OCBC had, on May 18, launched a bondholder consent solicitation to modify, by way of an extraordinary resolution, the terms and conditions of the £250 million covered bonds due in 2023 issued out of the bank’s US$10 billion ($13.24 billion) Global Covered Bond Programme established in 2016.

The £250 million covered bonds were issued in March 2018 for general corporate purposes.

The extraordinary resolution was passed at 5pm on June 9.

The existing GBP LIBOR in the OCBC covered bonds will be replaced with the compounded daily SONIA.

The SONIA rate will be effective from June 14.

The move is not expected to affect the ‘AAA’ and ‘Aaa’ ratings of OCBC Bank’s covered bonds, according to Fitch Ratings and Moody’s.

Companies around the world are preparing for the end of the LIBOR, which will affect multiple financial instruments involving trillions of dollars.

So far, over £100 billion of bonds that are linked to the GBP LIBOR have yet to transition to a new benchmark rate.

The move to SONIA, says OCBC’s chief financial officer Darren Tan, would provide certainty for the bank’s investors. 

“Since it was announced that LIBOR would cease to be referenced as a benchmark interest rate, we have undertaken a bank-wide assessment of its impact on our Bank, our investors, and our customers.
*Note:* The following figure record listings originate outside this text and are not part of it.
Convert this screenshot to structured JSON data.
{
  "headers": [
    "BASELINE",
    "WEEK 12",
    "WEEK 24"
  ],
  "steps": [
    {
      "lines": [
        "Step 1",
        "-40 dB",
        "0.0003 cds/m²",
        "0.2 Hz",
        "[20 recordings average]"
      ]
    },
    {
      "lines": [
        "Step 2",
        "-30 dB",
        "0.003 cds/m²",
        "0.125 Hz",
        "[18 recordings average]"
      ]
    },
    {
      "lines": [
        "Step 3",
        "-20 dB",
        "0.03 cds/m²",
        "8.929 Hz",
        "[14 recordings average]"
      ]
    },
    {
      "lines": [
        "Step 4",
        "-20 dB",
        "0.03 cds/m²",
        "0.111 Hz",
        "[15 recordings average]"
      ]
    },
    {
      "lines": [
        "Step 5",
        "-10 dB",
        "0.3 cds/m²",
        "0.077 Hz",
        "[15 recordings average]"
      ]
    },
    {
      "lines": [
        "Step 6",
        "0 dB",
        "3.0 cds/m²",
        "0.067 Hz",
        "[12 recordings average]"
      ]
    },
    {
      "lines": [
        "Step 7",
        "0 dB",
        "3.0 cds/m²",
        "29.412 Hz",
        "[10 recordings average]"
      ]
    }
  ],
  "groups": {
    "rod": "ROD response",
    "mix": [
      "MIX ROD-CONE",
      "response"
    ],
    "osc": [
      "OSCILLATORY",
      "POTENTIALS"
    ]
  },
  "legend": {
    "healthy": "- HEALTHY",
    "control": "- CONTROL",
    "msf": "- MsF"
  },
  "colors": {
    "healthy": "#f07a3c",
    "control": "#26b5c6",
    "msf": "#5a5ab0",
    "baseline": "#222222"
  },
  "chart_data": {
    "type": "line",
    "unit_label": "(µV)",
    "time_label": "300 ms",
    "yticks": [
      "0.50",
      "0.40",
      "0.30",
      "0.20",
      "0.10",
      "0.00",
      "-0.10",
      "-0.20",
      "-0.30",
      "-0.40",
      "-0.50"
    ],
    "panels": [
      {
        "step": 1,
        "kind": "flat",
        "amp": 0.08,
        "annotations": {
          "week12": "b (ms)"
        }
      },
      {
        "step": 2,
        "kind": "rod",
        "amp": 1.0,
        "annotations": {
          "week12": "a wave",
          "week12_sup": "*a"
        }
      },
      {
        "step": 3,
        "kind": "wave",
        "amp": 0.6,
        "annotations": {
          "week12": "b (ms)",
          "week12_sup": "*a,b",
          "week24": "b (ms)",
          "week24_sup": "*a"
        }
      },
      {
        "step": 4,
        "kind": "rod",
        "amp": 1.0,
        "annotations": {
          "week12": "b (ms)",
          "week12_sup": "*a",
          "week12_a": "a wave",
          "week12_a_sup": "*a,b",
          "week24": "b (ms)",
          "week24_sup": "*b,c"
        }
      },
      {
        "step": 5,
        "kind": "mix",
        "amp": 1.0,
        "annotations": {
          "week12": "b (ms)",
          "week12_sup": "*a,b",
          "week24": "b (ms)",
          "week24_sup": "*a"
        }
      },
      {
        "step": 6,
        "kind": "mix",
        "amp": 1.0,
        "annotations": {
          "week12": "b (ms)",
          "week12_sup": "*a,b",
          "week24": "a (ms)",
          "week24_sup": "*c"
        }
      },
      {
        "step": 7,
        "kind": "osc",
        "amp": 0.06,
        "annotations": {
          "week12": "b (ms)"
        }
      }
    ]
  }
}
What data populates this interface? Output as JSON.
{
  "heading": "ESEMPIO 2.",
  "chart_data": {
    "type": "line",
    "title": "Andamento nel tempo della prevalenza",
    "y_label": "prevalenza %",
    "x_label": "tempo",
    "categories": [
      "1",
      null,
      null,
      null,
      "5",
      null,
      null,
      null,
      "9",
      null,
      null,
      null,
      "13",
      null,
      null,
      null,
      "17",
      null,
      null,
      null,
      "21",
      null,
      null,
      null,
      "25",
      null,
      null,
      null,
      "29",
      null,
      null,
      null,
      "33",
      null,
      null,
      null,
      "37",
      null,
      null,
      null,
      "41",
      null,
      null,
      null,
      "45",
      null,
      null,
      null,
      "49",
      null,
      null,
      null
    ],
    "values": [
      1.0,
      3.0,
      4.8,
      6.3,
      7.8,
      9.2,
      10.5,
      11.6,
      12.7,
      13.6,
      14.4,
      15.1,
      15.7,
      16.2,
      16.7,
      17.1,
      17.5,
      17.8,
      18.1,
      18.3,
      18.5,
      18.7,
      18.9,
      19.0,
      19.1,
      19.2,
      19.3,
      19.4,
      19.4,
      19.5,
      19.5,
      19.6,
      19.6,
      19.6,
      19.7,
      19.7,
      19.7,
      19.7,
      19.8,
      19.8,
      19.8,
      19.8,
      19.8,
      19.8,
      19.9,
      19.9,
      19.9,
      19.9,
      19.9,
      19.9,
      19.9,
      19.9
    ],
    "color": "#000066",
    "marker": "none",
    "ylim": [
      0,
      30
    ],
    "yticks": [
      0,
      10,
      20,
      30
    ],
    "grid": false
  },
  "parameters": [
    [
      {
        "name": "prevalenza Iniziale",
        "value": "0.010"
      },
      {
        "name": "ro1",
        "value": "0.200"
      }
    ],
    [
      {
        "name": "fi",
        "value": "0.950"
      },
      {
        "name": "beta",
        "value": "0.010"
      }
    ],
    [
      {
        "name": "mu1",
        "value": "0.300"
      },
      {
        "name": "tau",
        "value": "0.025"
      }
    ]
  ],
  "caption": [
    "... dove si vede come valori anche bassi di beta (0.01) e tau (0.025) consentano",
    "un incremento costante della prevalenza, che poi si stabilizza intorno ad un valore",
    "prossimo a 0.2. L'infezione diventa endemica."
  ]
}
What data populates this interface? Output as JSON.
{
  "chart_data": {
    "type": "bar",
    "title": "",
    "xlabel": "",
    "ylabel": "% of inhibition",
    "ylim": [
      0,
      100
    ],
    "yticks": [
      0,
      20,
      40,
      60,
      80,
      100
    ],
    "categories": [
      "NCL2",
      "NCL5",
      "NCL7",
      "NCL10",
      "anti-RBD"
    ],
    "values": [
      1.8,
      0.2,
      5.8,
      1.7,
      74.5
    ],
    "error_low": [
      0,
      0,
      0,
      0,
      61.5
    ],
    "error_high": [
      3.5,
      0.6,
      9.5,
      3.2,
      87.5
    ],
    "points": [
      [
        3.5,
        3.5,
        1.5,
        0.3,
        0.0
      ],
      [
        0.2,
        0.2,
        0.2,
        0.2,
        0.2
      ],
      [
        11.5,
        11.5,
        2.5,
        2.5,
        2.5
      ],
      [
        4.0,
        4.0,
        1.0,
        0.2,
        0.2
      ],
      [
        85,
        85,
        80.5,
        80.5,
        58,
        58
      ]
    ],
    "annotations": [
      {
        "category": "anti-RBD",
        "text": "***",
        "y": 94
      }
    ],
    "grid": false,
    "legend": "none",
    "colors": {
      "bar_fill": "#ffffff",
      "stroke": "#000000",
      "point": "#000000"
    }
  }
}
The move to convert our bonds from referencing GBP LIBOR to SONIA is one of the proactive steps to adopt the risk-free rate to ensure a smooth and seamless transition,” says Tan.

“It strikes the balance of doing so with the right timing: not too early as transition standards were evolving, or too late such that liquidity for GBP LIBOR bonds diminish. By doing so, we give investors the peace of mind that their ownership of the bonds issued by us will not be adversely affected by the cessation of GBP LIBOR,” he adds.

Shares in OCBC closed 3 cents higher or 0.2% up at $12.39 on June 10.